The Philadelphia Story

Barry’s study of Philadelphia’s Main Line high society remains one of the high points of ’30s screwball comedy. The play’s juxtaposition of leisured aristocratic life with the romantic cynicism of Destiny magazine reporter Mike Connor (Hambrock) offers some complex reflections on class and art in America. And the brittle, brilliant socialite Tracy Lord (McClain in the role created for Katharine Hepburn) is as indelible a character as any of Shakespeare’s comic heroines: tough and vulnerable, self-created within her gilded surroundings. Finding her well-laid marriage plans falling apart on the eve of her wedding, Lord engages in an elegant and bracingly adult burst of discovery, enabling her to declare in the play’s rich last lines that being human is all the heaven anyone need know.
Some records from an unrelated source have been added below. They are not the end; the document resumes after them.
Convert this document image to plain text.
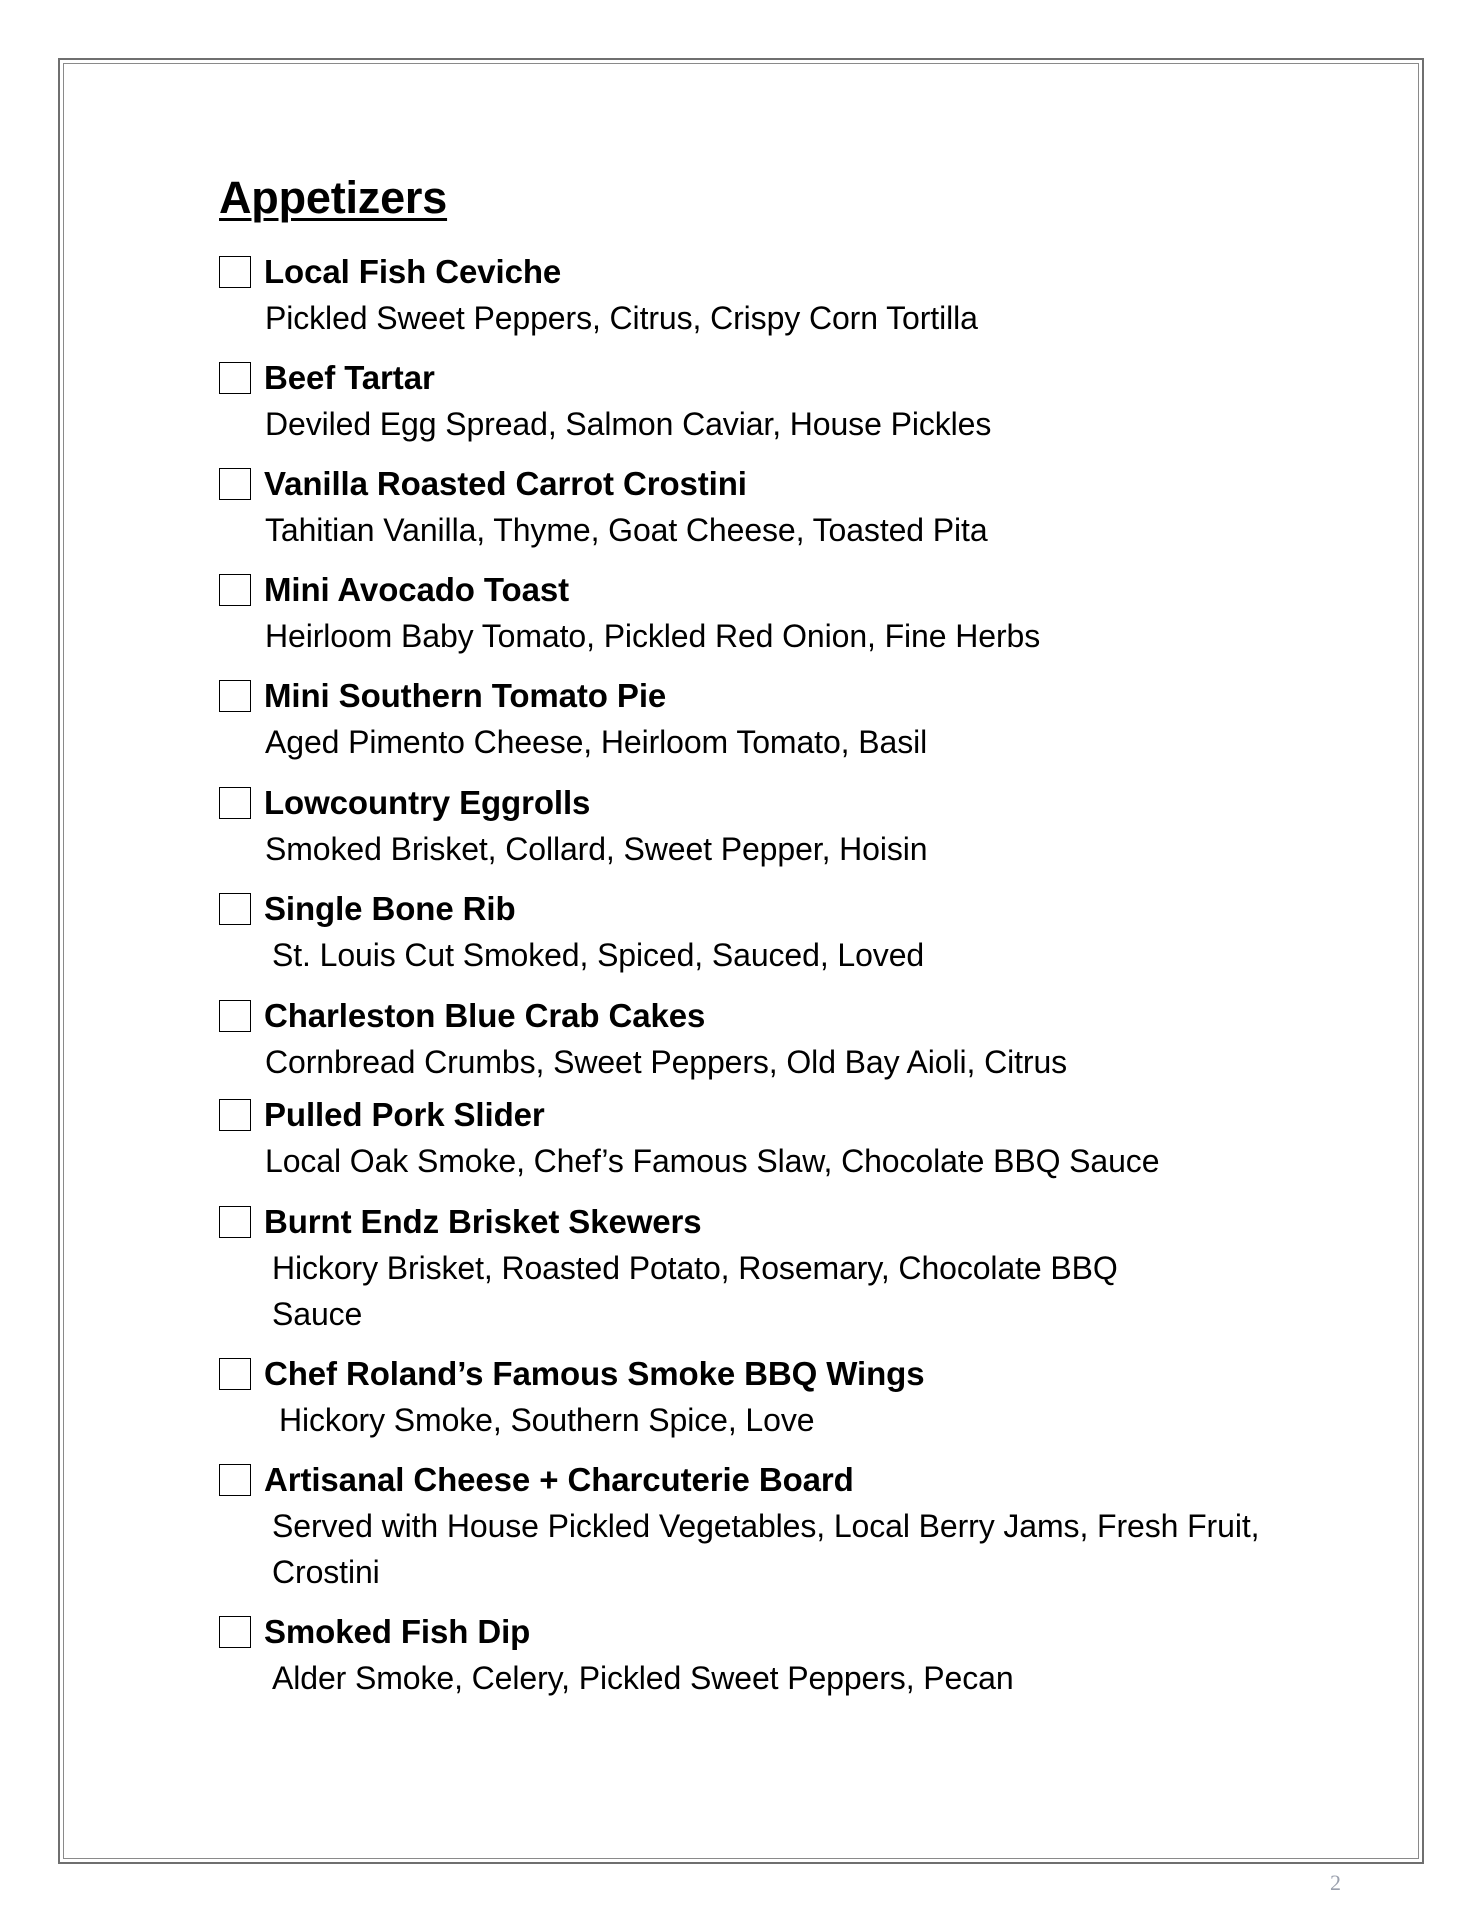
Appetizers
Local Fish Ceviche
Pickled Sweet Peppers, Citrus, Crispy Corn Tortilla
Beef Tartar
Deviled Egg Spread, Salmon Caviar, House Pickles
Vanilla Roasted Carrot Crostini
Tahitian Vanilla, Thyme, Goat Cheese, Toasted Pita
Mini Avocado Toast
Heirloom Baby Tomato, Pickled Red Onion, Fine Herbs
Mini Southern Tomato Pie
Aged Pimento Cheese, Heirloom Tomato, Basil
Lowcountry Eggrolls
Smoked Brisket, Collard, Sweet Pepper, Hoisin
Single Bone Rib
St. Louis Cut Smoked, Spiced, Sauced, Loved
Charleston Blue Crab Cakes
Cornbread Crumbs, Sweet Peppers, Old Bay Aioli, Citrus
Pulled Pork Slider
Local Oak Smoke, Chef’s Famous Slaw, Chocolate BBQ Sauce
Burnt Endz Brisket Skewers
Hickory Brisket, Roasted Potato, Rosemary, Chocolate BBQ Sauce
Chef Roland’s Famous Smoke BBQ Wings
Hickory Smoke, Southern Spice, Love
Artisanal Cheese + Charcuterie Board
Served with House Pickled Vegetables, Local Berry Jams, Fresh Fruit, Crostini
Smoked Fish Dip
Alder Smoke, Celery, Pickled Sweet Peppers, Pecan
2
Circle’s Philadelphia Story is straightforward, unashamed to conjure memories of George Cukor’s potent film adaptation. McClain often seems to be channeling Hepburn in her performance, and the tall, slender Hambrock has the bearing of a young Jimmy Stewart, while adding his own note of impetuosity to the gossip writer who yearns for artistic respectability. As Lord’s ex-husband C.K. Dexter Haven, whose role in the play is rather more circumscribed than in the film, Anderson has a casual assurance, although his relatively bland take on the part leaves Lord’s ultimate decision looking a little more mysterious than perhaps it should be. Designer Bob Knuth has created a lush, overstuffed drawing room to contain these convoluted nuptials, evoking exactly the right blend of discomfort and ease.